Published on 10 Nov 2011 at 08:08
JALALABAD–The Kunar River is wide and high these days, but the water is not being used to benefit Afghanistan. Instead, due to the inactivity of the provincial government in Kunar, say residents, this precious resource flows unchecked into neighboring Pakistan.
Farmers say that they are losing the use of their land because of lack of irrigation in this drought-stricken area, while seasonal flooding destroys homes and farms.
Provincial officials acknowledge the problem, but point out that due to the geographical location of the river, it will not be easy to resolve. Most of the province’s farmland is upstream, and it is a difficult proposition to extend the canal system to make more efficient use of the water.
“The Kunar River has a flow of 700 cubic meters an hour,” said Rashid Zulmi, the head of Kunar’s Department of Water Management, in an interview with www.bamdad.af. “Compared to the flow of the water, the usage level is very low; farmers are using just 50 cubic meters of water per hour through the 102 small canals and dams that already exist.”
According to Zulmi, most of those canals and dams have been damaged and need to be repaired or rebuilt.
The residents complain that their land is being destroyed and their harvests lost.
“The river is washing out our homes and land every year,” said Noorahman, a farmer in Chawkay district. “Nobody is doing anything – neither the government nor any NGO (Non-Governmental Organization).
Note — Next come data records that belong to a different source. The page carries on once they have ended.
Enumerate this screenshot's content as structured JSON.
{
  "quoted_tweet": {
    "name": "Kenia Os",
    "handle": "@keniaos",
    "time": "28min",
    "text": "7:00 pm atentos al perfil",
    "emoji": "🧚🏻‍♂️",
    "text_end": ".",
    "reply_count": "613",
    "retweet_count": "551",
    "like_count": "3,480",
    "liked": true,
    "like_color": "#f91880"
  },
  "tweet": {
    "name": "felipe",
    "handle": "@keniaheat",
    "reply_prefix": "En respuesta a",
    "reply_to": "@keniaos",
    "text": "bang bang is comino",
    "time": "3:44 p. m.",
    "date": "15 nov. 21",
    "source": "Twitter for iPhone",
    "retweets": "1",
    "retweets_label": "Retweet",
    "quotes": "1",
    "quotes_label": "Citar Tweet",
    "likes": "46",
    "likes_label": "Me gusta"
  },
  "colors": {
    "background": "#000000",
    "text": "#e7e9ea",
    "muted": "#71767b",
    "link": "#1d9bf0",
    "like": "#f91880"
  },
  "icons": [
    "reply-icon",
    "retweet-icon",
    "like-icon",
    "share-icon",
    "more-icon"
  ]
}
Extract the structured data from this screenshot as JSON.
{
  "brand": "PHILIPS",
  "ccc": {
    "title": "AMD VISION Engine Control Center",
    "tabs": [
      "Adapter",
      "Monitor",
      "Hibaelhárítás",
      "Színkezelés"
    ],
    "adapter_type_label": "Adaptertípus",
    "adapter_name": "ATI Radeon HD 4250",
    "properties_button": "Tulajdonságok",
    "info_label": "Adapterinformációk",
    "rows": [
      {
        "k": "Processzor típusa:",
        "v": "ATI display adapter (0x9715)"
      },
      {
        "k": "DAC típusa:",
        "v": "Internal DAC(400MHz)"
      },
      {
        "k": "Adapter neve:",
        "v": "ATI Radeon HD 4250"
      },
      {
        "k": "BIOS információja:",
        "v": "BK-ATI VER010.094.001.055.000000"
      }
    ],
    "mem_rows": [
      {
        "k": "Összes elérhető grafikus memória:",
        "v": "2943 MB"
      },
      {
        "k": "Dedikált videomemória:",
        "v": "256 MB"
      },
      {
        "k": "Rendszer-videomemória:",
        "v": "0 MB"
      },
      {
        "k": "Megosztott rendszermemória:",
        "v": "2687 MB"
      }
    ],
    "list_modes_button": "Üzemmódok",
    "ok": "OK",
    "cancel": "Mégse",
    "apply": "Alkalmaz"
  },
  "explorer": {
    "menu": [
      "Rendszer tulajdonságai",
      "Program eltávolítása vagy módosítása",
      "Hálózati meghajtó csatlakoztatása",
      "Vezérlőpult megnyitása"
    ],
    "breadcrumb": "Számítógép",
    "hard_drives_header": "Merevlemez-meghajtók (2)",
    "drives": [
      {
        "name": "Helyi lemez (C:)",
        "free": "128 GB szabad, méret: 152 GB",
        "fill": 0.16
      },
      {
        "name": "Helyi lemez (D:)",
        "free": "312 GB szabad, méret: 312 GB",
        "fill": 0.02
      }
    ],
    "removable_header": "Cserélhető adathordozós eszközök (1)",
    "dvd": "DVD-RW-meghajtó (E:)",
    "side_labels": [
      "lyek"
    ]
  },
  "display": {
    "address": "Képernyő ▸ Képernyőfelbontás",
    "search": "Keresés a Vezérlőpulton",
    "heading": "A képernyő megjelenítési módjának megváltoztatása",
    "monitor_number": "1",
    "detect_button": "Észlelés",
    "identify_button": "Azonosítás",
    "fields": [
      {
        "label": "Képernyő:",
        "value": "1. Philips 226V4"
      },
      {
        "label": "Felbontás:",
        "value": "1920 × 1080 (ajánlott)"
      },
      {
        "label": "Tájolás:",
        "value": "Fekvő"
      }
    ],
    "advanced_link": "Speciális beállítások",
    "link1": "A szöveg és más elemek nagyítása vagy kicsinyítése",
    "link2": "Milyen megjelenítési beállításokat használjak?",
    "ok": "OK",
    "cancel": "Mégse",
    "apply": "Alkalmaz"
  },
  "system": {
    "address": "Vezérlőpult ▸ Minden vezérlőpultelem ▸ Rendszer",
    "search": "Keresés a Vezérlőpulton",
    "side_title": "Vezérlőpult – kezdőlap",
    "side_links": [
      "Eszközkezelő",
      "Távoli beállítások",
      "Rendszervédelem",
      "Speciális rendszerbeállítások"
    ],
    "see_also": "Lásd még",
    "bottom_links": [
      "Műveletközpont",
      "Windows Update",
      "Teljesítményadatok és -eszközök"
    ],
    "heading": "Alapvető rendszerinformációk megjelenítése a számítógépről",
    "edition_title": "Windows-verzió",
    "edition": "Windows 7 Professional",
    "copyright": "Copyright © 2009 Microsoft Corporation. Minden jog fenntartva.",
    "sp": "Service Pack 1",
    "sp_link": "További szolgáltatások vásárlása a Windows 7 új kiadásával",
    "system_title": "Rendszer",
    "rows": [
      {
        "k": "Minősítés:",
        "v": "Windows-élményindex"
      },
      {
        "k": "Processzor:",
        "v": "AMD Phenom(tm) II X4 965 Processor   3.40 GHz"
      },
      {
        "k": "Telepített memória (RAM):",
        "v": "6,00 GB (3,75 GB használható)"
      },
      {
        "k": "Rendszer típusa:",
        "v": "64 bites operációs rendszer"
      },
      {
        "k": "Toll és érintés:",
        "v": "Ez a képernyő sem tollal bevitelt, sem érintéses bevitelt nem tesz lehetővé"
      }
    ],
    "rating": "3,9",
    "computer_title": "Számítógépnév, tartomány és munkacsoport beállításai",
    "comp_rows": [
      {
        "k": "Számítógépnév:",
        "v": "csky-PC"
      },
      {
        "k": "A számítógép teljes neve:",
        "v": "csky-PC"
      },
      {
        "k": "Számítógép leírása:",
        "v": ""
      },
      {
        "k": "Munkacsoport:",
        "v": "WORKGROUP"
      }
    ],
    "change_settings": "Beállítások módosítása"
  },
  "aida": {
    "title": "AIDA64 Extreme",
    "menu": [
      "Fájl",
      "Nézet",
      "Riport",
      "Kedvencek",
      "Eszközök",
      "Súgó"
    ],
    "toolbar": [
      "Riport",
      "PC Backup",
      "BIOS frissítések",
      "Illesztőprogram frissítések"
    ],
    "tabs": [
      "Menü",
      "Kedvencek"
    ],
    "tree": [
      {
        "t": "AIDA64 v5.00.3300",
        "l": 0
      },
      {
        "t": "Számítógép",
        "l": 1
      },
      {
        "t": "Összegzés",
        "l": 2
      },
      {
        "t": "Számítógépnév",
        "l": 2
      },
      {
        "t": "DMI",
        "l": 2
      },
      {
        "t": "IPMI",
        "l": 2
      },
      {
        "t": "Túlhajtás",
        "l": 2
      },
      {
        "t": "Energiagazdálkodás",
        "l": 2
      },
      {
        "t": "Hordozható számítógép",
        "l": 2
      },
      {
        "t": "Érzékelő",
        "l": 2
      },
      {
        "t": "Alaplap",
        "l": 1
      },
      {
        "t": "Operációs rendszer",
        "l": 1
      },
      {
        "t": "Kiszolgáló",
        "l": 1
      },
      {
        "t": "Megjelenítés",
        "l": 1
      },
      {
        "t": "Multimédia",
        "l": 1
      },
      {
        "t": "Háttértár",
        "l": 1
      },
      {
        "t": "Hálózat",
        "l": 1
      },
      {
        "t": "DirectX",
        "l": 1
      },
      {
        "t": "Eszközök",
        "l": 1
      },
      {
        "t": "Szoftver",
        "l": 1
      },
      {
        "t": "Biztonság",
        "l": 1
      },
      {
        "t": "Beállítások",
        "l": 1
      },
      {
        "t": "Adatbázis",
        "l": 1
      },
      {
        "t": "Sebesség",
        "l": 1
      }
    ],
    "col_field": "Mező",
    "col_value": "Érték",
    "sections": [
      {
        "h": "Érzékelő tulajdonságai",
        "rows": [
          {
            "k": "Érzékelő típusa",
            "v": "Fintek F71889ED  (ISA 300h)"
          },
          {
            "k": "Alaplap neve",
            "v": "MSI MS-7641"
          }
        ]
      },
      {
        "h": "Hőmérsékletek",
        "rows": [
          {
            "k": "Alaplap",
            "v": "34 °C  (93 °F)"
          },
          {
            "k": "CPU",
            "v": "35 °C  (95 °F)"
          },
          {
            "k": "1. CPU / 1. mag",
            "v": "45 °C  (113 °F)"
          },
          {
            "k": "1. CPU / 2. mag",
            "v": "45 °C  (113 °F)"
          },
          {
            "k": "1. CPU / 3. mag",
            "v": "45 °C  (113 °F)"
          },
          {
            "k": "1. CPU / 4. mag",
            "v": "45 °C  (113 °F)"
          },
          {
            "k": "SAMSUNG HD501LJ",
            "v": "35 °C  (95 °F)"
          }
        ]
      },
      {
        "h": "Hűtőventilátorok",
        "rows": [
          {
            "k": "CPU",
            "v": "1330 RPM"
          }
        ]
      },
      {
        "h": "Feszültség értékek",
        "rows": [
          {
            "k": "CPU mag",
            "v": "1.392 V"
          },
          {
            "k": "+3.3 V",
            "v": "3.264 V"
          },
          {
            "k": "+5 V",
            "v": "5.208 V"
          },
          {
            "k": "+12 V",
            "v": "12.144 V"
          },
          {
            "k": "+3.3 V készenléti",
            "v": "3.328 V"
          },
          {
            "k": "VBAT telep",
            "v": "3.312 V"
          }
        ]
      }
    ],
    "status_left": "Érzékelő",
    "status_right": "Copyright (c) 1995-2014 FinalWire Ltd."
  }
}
Nobody cares.”
Others point out that solutions exist, if only the government would take an interest.
“Our problems could be solved if government built retaining walls along the river,” said Amanullah, a resident of Narang district. “The flow of flood waters towards our land would be stopped and the level of water would rise to be used for irrigation if these walls were built.”
Many agree with him.
“The water destroys thousands of acres of farmland every year,” said Haji Sharaft, a resident of Nurgal district. “I have lost 15 out of 20 acres over the past few years, and the rest of my land could also be washed out by flood. People are unable to solve this problem and they will lose all their property if the government does not build retaining walls along the river.”
Mashel Khan, the head of Kunar’s Department of Agriculture and Irrigation, understands the problem, and agrees that residents are facing many difficulties.
“People are losing thousands of acres of land every year, while many farms cannot be irrigated because they are upstream,” he said. “We could use the Kunar River very efficiently if we had a proper irrigation system.”
People are losing thousands of acres of land every year, while many farms cannot be irrigated because they are upstream.
Sayeed Fazullah Waheedi, governor of Kunar, said that a large project – the Chawkay Canal – would be implemented in near future, for the benefit of farmers in Kunar and Nangarhar.
“This is a vital project,” he said. “The survey for the Chawkay Canal will be finished in a few months. This will benefit people not only in Kunar but also in Nangarhar province.”
The project will be completed within five years, he explained, and will irrigate 45,000 acres in the Chawkay and Nurgal districts of Kunar province, as well as much of the Gamberi desert in Nangarhar.
Rashid Zulmi is very optimistic about the Chawkay Canal project.
“The level of water usage will increase once this project is completed,” he said.
The canal will extend 96 kilometers, from Kunar’s Chawkay district to the Gamberi desert. Extra water from the canal will flow to the Darunta Dam in Jalalabad. The extra water will produce an additional 45 megawatts of electricity, to benefit Nangarhar and Kunar residents.
Economic analysts believe that such a project could change people’s lives for the better.
“The water level will rise and the extra land can be irrigated if there are canals, dams and retaining walls along the river,” said Professor Bashir Doodwal, a lecturer in the Department of Economics at Nangarhar University.